“Diversity became the new currency — but what did we lose in the exchange?”
“For these multiculturalists, differences are absolute, irreducible, intractable—occasions not for understanding but for separations.” - The Cult of Multiculturalism by F. Seigel, 1991
When I first tried to put a name to my art, I remember writing this little paragraph for a gallery submission.
I said: “The ecstatic color and all-over, exuberant patterning recall the textural canvases of Pacita Abad, while geometric structures reference the sharp, abstract emotionality of Ang Kiukok. This color and energy is balanced by a disciplined counterpoint—a personal connection to Irezumi tattoo art which provides the graphic strength and rigorous line-work that grounds the painting's explosive compositions. The final synthesis acts as a visual metaphor for the Gen Z experience. The dense, fragmented imagery and layered forms mirror the relentless, non-linear flow of the information age. By blending Manila color, New York graffiti, and Japanese line-work, the work validates the emotional urgency of the current era, asserting that profound self-expression is found only in the messy, unfiltered, and hybridized act of painting.”
At the time, I thought I was articulating a multicultural Filipino American identity — positioning myself in dialogue with a global lineage of artists. But when I reread it, I started wondering: was I doing this to distinguish myself from everyone else, or was I genuinely searching for a universal truth through all these cultural fragments?
Because lately, I’ve been thinking about how art — and honestly, culture in general — has started to use “diversity” as currency. Every gallery, every statement, every bio seems to champion multiculturalism, but few actually question it. What are we celebrating, really? The connection between cultures — or just the difference itself?
You know what’s crazy?

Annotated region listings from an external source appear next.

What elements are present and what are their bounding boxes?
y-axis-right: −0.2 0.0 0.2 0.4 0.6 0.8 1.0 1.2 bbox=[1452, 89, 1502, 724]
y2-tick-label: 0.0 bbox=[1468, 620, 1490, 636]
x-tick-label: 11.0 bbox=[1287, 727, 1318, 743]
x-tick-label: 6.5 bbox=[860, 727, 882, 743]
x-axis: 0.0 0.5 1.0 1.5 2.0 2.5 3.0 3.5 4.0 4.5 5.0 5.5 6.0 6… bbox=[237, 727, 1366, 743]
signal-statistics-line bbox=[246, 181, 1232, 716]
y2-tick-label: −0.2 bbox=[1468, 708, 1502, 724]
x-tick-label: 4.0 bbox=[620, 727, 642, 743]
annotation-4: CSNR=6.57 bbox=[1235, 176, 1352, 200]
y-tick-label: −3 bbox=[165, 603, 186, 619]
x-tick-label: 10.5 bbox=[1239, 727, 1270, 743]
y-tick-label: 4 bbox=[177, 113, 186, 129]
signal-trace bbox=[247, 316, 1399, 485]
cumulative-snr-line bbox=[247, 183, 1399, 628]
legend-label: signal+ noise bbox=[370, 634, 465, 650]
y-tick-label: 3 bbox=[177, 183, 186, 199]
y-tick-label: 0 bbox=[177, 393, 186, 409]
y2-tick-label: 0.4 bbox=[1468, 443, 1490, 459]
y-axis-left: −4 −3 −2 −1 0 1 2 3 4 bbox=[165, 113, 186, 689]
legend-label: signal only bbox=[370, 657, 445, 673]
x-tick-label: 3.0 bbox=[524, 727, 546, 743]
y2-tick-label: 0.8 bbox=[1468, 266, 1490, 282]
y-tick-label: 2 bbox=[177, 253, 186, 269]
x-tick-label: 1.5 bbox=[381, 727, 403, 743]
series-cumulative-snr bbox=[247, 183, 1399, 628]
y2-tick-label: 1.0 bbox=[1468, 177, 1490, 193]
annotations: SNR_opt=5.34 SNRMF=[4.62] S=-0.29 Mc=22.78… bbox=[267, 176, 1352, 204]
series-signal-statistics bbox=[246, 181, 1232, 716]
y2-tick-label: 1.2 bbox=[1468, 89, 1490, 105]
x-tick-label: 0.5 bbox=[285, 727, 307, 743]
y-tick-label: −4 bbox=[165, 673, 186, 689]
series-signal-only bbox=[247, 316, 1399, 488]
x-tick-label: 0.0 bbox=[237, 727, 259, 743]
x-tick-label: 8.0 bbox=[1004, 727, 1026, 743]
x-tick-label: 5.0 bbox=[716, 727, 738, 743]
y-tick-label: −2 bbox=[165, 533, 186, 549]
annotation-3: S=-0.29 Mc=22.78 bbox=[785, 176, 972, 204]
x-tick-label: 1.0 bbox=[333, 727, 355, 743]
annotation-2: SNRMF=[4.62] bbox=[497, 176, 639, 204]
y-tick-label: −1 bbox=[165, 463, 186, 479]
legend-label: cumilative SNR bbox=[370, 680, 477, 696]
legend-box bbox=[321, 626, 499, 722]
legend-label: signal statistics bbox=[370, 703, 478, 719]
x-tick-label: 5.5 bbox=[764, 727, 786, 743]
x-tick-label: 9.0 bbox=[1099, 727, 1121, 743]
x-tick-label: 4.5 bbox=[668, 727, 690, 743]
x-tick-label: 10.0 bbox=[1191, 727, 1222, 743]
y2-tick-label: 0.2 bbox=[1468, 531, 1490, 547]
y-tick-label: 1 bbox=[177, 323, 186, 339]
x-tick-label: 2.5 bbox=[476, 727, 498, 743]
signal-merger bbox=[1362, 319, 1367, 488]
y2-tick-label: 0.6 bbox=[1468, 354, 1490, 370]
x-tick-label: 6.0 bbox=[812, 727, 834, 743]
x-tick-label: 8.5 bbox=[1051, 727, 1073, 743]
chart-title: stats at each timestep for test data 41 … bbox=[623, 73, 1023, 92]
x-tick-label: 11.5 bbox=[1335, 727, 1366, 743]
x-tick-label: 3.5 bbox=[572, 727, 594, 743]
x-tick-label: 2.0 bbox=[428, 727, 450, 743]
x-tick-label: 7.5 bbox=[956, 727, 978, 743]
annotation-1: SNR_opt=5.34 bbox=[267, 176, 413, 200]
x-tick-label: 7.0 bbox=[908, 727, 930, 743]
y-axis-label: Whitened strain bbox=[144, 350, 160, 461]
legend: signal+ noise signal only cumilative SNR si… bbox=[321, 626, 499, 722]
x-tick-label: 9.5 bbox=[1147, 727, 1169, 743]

Multiculturalism started as this beautiful idea — that we should celebrate different cultures, different stories, different ways of being human. It was about connection. About realizing that the world isn’t flat, it’s layered — and every culture adds color to the whole painting.
But somewhere along the way, it got twisted. We stopped sharing culture and started hoarding it. Now difference isn’t something that unites us — it’s something we use to draw borders. People say, “You’ll never understand my experience,” and suddenly conversation turns into confrontation.
We used to chase something called truth — something universal. Not “my truth,” not “your truth” — just truth. The kind of thing that made philosophy, science, and art possible in the first place. But now, we’ve decided that truth itself is cultural. That what’s real depends on who’s saying it.
And I get it — identity is powerful. But when everything becomes identity, where do we meet each other? If every idea is just a reflection of where you come from, then who’s allowed to be right? Who’s allowed to learn?
See, the problem isn’t diversity. It’s when diversity stops being a bridge and starts being a wall. When education turns into identity defense. When we stop exploring together and start protecting our little islands of perspective.
The goal was never to erase difference. It was to see through it — to recognize that there’s something human beneath every language, every ritual, every struggle. Something we all share.
And that’s what I’m trying to hold onto — as an artist, as a Filipino American, as someone who exists between worlds. I want to honor where I come from, but not get trapped there. I want to find truth that doesn’t belong to any one culture — the kind that reminds us we’re all still learning how to be whole together.